Media Over IP Enables Transformation in Audio Production and Experience

(Image credit: Rafael Fonseca)

With the advent of media over IP and the quest for better entertainment experiences, audio has finally taken on the prominent role in broadcast it deserves. You might even call it a next-generation audio revolution.

The industry’s embrace of immersive audio will have a tremendous impact on live broadcasts—and it’s already transforming the music, theater, movie, studio, entertainment music, studio and recording industries.


Extending surround sound, which operates in a horizontal plane, to a three-dimensional audio experience (spatial audio), immersive audio gives creatives and engineers more freedom in conveying 

emotion and more powerful tools in adding perspective to what is being watched or heard. The intent is to immerse the audience from any—if not every—direction.

Immersive audio uses ambisonic signals that capture sound in the audio field from one or several points in space, creating “audio objects” that allow for mix adaptation for different types of sound systems. Enabling manipulation of the sound field or the selection of specific streams, audio objects open the door to creation of unique experiences, both by the production team and by listeners themselves. Flexibility and choice are the key.

With immersive audio, the viewer-listener can select specific audio objects for inclusion in the version of the broadcast they see and hear. Much like an additional camera feed option, such as a “goal cam” or “referee cam,” different audio feeds can be chosen to bring the listener into different parts of a game or other live experience. Viewer-listeners can alter their spatial position and thus gain a different perspective that adds greater realism and a sense of being in the midst of the action. Additional sound might be the feed from a mic’d-up player, or communications between a Formula 1 driver and crew, or just about any other audio element that can be captured during production.


Traditional sound fields today are stereo and surround sound: 5.1 and 7.1, with left, center, right, left surround, right surround and subwoofer/low-frequency effects. Immersive audio introduces two more layers—a height layer and top layer in addition to the surround sound base layer.

Audio objects have associated metadata that describes how the audio is going to be reproduced within the sound field. Describing the position, spread, motion characteristics and other rendering information, this data gives objects the independence essential to flexible placement according to position or via a specific speaker. 

In immersive audio implementations, broadcasters will find more audio flows to contend with and manage. As the format gains a foothold in production workflows, one key challenge will be to scale services, given the much greater potential for complexity than with convention stereo and surround formats.

The number of audio sources, flows and objects is higher with immersive audio than in a standard surround sound workflow, possibly requiring more comprehensive PTP network practices to maintain timing/synchronization integrity across the workflow. Primary considerations for infrastructure will be traffic and bandwidth management, QoS treatment and proper PTP network hierarchy treatment.
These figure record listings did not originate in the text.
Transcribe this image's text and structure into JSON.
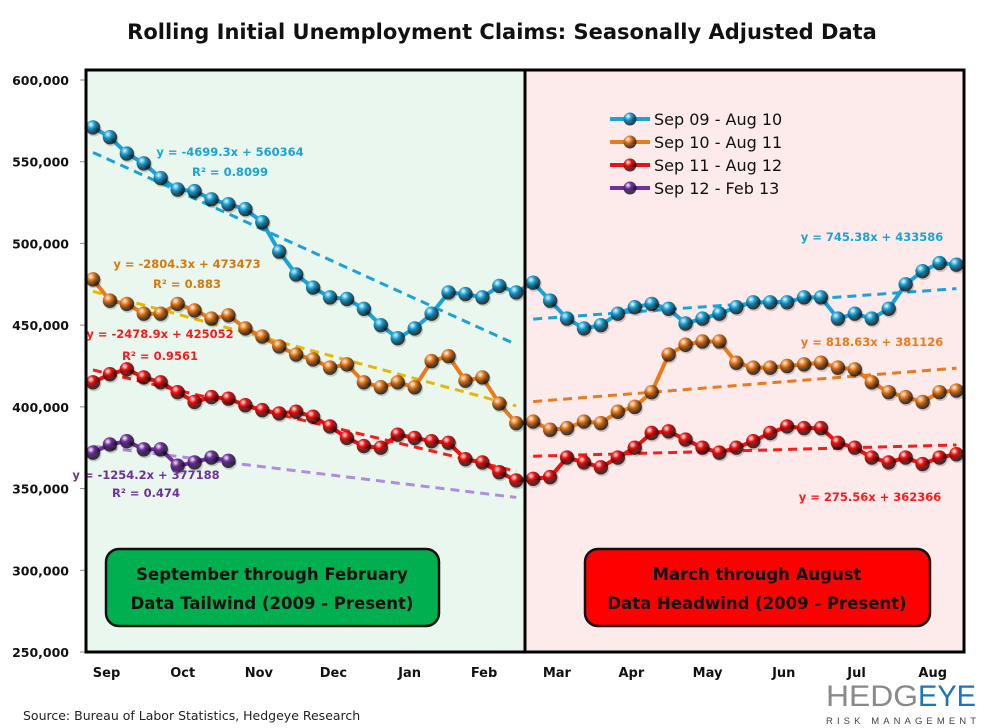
{
  "chart_data": {
    "type": "line",
    "title": "Rolling Initial Unemployment Claims: Seasonally Adjusted Data",
    "xlabel": "",
    "ylabel": "",
    "ylim": [
      250000,
      600000
    ],
    "yticks": [
      "600,000",
      "550,000",
      "500,000",
      "450,000",
      "400,000",
      "350,000",
      "300,000",
      "250,000"
    ],
    "ytick_values": [
      600000,
      550000,
      500000,
      450000,
      400000,
      350000,
      300000,
      250000
    ],
    "x_unit": "week (1-52)",
    "month_labels": [
      {
        "label": "Sep",
        "week": 1.8
      },
      {
        "label": "Oct",
        "week": 6.3
      },
      {
        "label": "Nov",
        "week": 10.8
      },
      {
        "label": "Dec",
        "week": 15.2
      },
      {
        "label": "Jan",
        "week": 19.7
      },
      {
        "label": "Feb",
        "week": 24.1
      },
      {
        "label": "Mar",
        "week": 28.4
      },
      {
        "label": "Apr",
        "week": 32.8
      },
      {
        "label": "May",
        "week": 37.3
      },
      {
        "label": "Jun",
        "week": 41.8
      },
      {
        "label": "Jul",
        "week": 46.1
      },
      {
        "label": "Aug",
        "week": 50.6
      }
    ],
    "grid": false,
    "legend_placement": "top-right",
    "regions": [
      {
        "label_line1": "September through  February",
        "label_line2": "Data Tailwind (2009 - Present)",
        "weeks": [
          1,
          26
        ],
        "background": "#eaf7ee",
        "box_color": "#00b050"
      },
      {
        "label_line1": "March through  August",
        "label_line2": "Data Headwind  (2009 - Present)",
        "weeks": [
          27,
          52
        ],
        "background": "#fdeaea",
        "box_color": "#ff0000"
      }
    ],
    "series": [
      {
        "name": "Sep 09 - Aug 10",
        "color": "#1aa3d9",
        "values": [
          571000,
          565000,
          555000,
          549000,
          540000,
          533000,
          532000,
          527000,
          524000,
          521000,
          513000,
          495000,
          481000,
          473000,
          467000,
          466000,
          460000,
          450000,
          442000,
          448000,
          457000,
          470000,
          469000,
          467000,
          474000,
          470000,
          476000,
          465000,
          454000,
          448000,
          450000,
          457000,
          461000,
          463000,
          460000,
          451000,
          454000,
          457000,
          461000,
          464000,
          464000,
          464000,
          467000,
          467000,
          454000,
          457000,
          454000,
          460000,
          475000,
          483000,
          488000,
          487000
        ]
      },
      {
        "name": "Sep 10 - Aug 11",
        "color": "#e87b1e",
        "values": [
          478000,
          465000,
          463000,
          457000,
          457000,
          463000,
          459000,
          454000,
          456000,
          448000,
          443000,
          437000,
          432000,
          429000,
          424000,
          426000,
          415000,
          412000,
          415000,
          412000,
          428000,
          431000,
          416000,
          418000,
          402000,
          390000,
          391000,
          386000,
          387000,
          391000,
          390000,
          397000,
          400000,
          409000,
          432000,
          438000,
          440000,
          440000,
          427000,
          424000,
          424000,
          425000,
          426000,
          427000,
          424000,
          423000,
          415000,
          409000,
          406000,
          403000,
          409000,
          410000
        ]
      },
      {
        "name": "Sep 11 - Aug 12",
        "color": "#ee1111",
        "values": [
          415000,
          420000,
          423000,
          418000,
          415000,
          409000,
          403000,
          406000,
          405000,
          401000,
          398000,
          396000,
          397000,
          394000,
          388000,
          381000,
          376000,
          375000,
          383000,
          381000,
          379000,
          378000,
          368000,
          366000,
          360000,
          355000,
          356000,
          357000,
          369000,
          366000,
          363000,
          369000,
          375000,
          384000,
          385000,
          380000,
          375000,
          372000,
          375000,
          379000,
          384000,
          388000,
          387000,
          387000,
          378000,
          375000,
          369000,
          366000,
          369000,
          365000,
          369000,
          371000
        ]
      },
      {
        "name": "Sep 12 - Feb 13",
        "color": "#7030a0",
        "values": [
          372000,
          377000,
          379000,
          374000,
          374000,
          364000,
          366000,
          369000,
          367000
        ]
      }
    ],
    "trendlines": [
      {
        "series": 0,
        "weeks": [
          1,
          26
        ],
        "slope": -4699.3,
        "intercept": 560364,
        "color": "#1aa3d9",
        "equation": "y = -4699.3x + 560364",
        "r2": "R² = 0.8099"
      },
      {
        "series": 1,
        "weeks": [
          1,
          26
        ],
        "slope": -2804.3,
        "intercept": 473473,
        "color": "#e8b800",
        "label_color": "#d07a10",
        "equation": "y = -2804.3x + 473473",
        "r2": "R² = 0.883"
      },
      {
        "series": 2,
        "weeks": [
          1,
          26
        ],
        "slope": -2478.9,
        "intercept": 425052,
        "color": "#ff1a1a",
        "equation": "y = -2478.9x + 425052",
        "r2": "R² = 0.9561"
      },
      {
        "series": 3,
        "weeks": [
          1,
          26
        ],
        "slope": -1254.2,
        "intercept": 377188,
        "color": "#b08ce0",
        "label_color": "#7030a0",
        "equation": "y = -1254.2x + 377188",
        "r2": "R² = 0.474"
      },
      {
        "series": 0,
        "weeks": [
          27,
          52
        ],
        "slope": 745.38,
        "intercept": 433586,
        "color": "#1aa3d9",
        "equation": "y = 745.38x  + 433586",
        "r2": ""
      },
      {
        "series": 1,
        "weeks": [
          27,
          52
        ],
        "slope": 818.63,
        "intercept": 381126,
        "color": "#e87b1e",
        "equation": "y = 818.63x  + 381126",
        "r2": ""
      },
      {
        "series": 2,
        "weeks": [
          27,
          52
        ],
        "slope": 275.56,
        "intercept": 362366,
        "color": "#ff1a1a",
        "equation": "y = 275.56x  + 362366",
        "r2": ""
      }
    ]
  },
  "footer": {
    "source": "Source: Bureau of Labor Statistics, Hedgeye Research",
    "logo_text_1": "HEDG",
    "logo_text_2": "EYE",
    "logo_subtext": "RISK MANAGEMENT"
  }
}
Looking at the challenge broadly, one response in terms of switching infrastructure is to integrate with automation, control and orchestration platforms, as these represent the intent of the workflow by means of control. Tackling infrastructure in more specific terms, broadcasters will need to implement PTP-aware managed IP switches that can expose northbound APIs for control and provisioning.

From a networking perspective, broadcasters might want to consider bundling audio sources and objects based on categories, such as location of the source, type of sound being “collected” and specific effects to be captured. With audio flows being managed as objects that can be moved around, it’s helpful when the underlying infrastructure can aggregate data in a way that makes sense to the human brain.

To maintain logical organization of flows and data, it is useful to work with a switching infrastructure that can manage this traffic adeptly, apply groupings by means of VLANs and guarantee that the proper QoS is applied. This is especially important in workflows where other types of traffic (e.g., intercom, metadata) ride the same infrastructure.

Artel’s AoIP, managed and PTP-enabled switches provide the level of traffic control/management and PTP functionality to support immersive workflows. The boundary clock function within the company’s Quarra family of switches provides a tool for sectionalizing the PTP network to achieve better performance. (Smart sectionalizing of the audio sources can prevent PTP grandmaster overload conditions). For live events in particular, broadcasters might consider deploying their networks in terms of which switches serve which sources.


Immersive audio is still in relatively early stages of development, and no standard configuration has yet been adopted by the industry. Broadcasters have performed trials with 5.1.2, 5.1.4 and 7.1.4, with 5.1.4 apparently offering a superior 3D experience while enabling a manageable infrastructure transition. 

Whatever format they choose to adopt, broadcasters working with advanced IP switches can be confident in their ability to address challenges that come with managing more sources and data with efficiency, and with the accuracy essential to real-time media workflows.